All the President's Men Summary

Lights, camera, action!

On July 17, 1972, five burglars break into the Watergate Hotel. A security guard notices the door open, and he alerts the cops. The cops catch them.

The end. Finish your popcorn and go home, folks.

Oh wait, that's the beginning of the movie? Usually the big heist happens at the end of a film. But we're just getting started.

Bob Woodward, junior reporter, is called by his editor at the Washington Post to truck on down to the courthouse for the arraignment of the crooks. ("We are not crooks!" is not a recommended defense here.) Woodward notices something fishy—the criminals, who are from Miami, already have a local attorney, even though none of them made a phone call. Yeah, something stinks here.

Things get even smellier when a fellow reporter finds a note in one of the burglar's notebooks: the name of a White House employee. To us, this seems as easy as a connect-the-dots puzzle made of two dots, but the correlation doesn't definitively indicate a cause. Woodward needs cold, hard proof to publish a story, but no one will talk.

His editor, Harry Rosenfeld, encourages him to keep reporting, and partners him with fellow journo Carl Bernstein. With their powers combined, they don't quite summon Captain Planet, but they do form the unbeatable team "Woodstein."

The two follow a long and convoluted trail. Along the way, doors are slammed in their faces and phones are hung up on them. Bernstein flirts with a personal assistant to get information, and he tricks a secretary to gain access to an ADA's office. Pretty sneaky, Carl.

Meanwhile, Woodward has an anonymous source who goes only by Deep Throat. Woodward meets him in a shadowy parking garage and Deep Throat gives him a variety of cryptic hints, like "follow the money." But follow it where, Mr. Throat? That's the real question.

This "money" leads Woodward and Bernstein to the Committee to Re-Elect the President. They are aptly nicknamed CREEP, and their task is to secure re-election for that creep Richard Nixon. The reporters learn that they will accomplish this using any means necessary, including blackmail, robbery, and maybe—maybe—even murder.

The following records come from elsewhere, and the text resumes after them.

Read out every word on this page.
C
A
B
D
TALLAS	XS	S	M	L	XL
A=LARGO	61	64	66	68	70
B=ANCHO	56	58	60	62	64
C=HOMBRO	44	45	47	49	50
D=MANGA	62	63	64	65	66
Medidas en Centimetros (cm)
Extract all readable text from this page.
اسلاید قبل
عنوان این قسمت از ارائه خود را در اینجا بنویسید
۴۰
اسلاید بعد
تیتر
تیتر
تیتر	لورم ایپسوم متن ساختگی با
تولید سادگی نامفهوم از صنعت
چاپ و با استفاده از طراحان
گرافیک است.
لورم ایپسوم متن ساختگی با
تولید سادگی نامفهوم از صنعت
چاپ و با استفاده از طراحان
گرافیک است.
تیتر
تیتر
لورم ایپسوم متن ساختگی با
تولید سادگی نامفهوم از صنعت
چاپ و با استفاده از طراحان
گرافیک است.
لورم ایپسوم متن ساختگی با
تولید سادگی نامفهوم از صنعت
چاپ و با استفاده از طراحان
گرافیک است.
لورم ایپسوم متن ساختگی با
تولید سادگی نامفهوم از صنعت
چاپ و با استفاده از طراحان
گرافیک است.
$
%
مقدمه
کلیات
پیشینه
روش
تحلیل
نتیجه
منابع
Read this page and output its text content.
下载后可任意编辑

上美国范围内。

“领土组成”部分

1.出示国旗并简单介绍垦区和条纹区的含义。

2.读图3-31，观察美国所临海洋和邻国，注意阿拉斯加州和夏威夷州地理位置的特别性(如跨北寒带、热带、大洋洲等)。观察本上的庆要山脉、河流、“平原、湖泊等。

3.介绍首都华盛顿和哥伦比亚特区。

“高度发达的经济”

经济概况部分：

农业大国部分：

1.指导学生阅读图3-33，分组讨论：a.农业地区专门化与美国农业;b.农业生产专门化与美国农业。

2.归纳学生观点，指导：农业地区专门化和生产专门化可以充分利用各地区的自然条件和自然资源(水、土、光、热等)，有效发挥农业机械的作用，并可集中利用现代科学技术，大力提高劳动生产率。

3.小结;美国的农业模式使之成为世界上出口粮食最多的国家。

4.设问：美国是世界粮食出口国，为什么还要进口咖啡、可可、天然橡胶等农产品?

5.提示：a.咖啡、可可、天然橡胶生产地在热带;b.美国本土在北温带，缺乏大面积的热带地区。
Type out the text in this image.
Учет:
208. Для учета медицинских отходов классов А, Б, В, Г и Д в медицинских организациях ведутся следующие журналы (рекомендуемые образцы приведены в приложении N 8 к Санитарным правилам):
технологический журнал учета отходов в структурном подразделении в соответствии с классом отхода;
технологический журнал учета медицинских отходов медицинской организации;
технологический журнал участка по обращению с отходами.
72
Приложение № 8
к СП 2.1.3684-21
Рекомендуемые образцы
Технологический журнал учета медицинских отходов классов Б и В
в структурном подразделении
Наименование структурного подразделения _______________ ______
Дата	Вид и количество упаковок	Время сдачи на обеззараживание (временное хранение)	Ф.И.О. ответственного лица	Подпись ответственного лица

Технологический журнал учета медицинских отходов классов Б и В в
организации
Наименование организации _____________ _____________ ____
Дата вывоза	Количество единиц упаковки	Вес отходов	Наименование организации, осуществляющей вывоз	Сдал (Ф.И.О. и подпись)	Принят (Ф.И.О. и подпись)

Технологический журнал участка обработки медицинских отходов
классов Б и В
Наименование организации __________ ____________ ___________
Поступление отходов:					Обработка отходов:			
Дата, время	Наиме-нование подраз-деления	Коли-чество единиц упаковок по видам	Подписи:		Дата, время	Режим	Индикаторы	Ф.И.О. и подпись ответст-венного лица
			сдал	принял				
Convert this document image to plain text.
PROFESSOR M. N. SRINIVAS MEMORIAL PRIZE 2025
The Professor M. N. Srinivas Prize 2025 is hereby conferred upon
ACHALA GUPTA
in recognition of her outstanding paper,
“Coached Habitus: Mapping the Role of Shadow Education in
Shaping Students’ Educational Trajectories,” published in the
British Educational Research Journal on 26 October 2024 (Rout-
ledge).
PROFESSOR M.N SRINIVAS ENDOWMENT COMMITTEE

One key source is a former bookkeeper for CREEP. She's the only person to talk to Bernstein. He pushes and pushes and pushes her until she gives him the initials of high-ranking officials involved in the scandal and cover-up. It's like a game of charades. First word: sounds like smolitical. Second word: sounds like blurruption.

Woodward and Bernstein follow the money chain almost to the top of the administration: Nixon's Chief of Staff H.R. Haldeman. But the government is doing what it does best—denying everything. Their constant denials, and the fact that Woodward and Bernstein can't get any of their sources to put their names in the paper, make them seem like crazy people.

  

But national news editor Ben Bradlee believes Woodward and Bernstein. He pushes them harder to keep investigating. Reaching his breaking point, Woodward demands answers from Deep Throat, who confirms that Haldeman is the man behind the break-in. Finally! Why didn't you say that months ago, Mr. Throat?

Mr. Throat warns Woodward that his life is in danger, and Woodward becomes increasingly paranoid, watching every shadow as if Nixon might summon Freddy Kruger himself to slaughter him in his dreams. Bradlee encourages Woodward and Bernstein to remain fearless and write their story, which they do.

It's published on January 20, 1973. Within a year and a half, we learn through footnotes before the credits, the entire administration has toppled. Even Nixon himself. And all the president's horses (does he own horses?) and all the president's men couldn't put Nixon together again.